Until we take on the role of servant to the Most High God, we will just be blind men walking around with mud on our eyes. We must be willing to tell others about Christ, to pray for others, to teach others. We must see ourselves as the ambassador of Christ. It is the combination of these three components that restored the man’s sight. It was the DNA of God being applied to the dirt of His past then the washing in the pool called “Sent.”
After the man was healed, some people didn’t recognize him. And he said, “I am the man.” When we allow God to spit into our dirt, wipe it on our eyes, then wash in the Pool of Sent, we will have a testimony. We will be so radically changed that people will not even recognize us. We will have to tell them. I am the man! I am the man who used to be drunk. I am the man who used to be high. I am the man who used to lose his temper. I am the woman who used to be selfish. I am the child who used to be angry with my parents. I used to be headed down the wrong road, but now I am walking with the Lord. I used to be all messed up, but now I am healed. I used to be blind, but now I see!

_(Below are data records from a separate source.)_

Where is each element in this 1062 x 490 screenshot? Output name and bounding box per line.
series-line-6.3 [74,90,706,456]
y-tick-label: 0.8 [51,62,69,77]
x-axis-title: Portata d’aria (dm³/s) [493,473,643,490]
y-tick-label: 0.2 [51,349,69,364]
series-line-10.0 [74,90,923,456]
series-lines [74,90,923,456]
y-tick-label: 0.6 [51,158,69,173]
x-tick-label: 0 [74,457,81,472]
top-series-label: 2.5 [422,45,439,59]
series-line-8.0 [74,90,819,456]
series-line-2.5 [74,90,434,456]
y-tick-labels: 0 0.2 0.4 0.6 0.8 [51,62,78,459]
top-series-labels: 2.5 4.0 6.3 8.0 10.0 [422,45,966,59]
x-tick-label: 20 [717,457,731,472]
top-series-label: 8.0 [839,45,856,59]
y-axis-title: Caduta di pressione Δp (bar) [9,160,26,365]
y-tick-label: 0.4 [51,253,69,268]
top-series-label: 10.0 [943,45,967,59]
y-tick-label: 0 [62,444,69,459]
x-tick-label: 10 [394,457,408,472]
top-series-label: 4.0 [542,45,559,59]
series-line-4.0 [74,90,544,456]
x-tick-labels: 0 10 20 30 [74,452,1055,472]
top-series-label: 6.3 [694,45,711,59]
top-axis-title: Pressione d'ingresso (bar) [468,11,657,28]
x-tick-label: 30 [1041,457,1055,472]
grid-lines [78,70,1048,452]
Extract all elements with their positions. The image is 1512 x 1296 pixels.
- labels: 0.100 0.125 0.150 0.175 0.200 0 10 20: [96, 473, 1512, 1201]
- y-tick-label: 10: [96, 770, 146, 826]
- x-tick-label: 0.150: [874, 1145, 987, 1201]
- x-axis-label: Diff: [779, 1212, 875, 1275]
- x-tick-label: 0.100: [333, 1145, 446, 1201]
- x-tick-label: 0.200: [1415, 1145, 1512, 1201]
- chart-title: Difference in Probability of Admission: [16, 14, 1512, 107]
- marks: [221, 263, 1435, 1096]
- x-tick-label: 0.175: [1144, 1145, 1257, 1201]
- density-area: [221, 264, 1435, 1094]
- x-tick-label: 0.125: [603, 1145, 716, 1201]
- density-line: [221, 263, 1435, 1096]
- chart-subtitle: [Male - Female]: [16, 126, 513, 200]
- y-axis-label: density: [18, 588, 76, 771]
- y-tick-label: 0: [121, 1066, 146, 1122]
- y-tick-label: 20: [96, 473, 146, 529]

Have you learned to apply the person and character of God to the dirt of your past? Have you reframed the past in your mind as if God really is the God described in the Bible? Have you taken on the role of being sent? If you have, you already know the transformational power of God’s touch on you. Keep walking and He will keep blessing you to even greater things. And have you taken on the role of one sent out as an ambassador of Christ? Do you live your life to reveal Christ to those around you? If not, let yourself be sent. Don’t be afraid to represent Christ to a world who needs Him. And when these things happen, you will be transformed by the glory of God.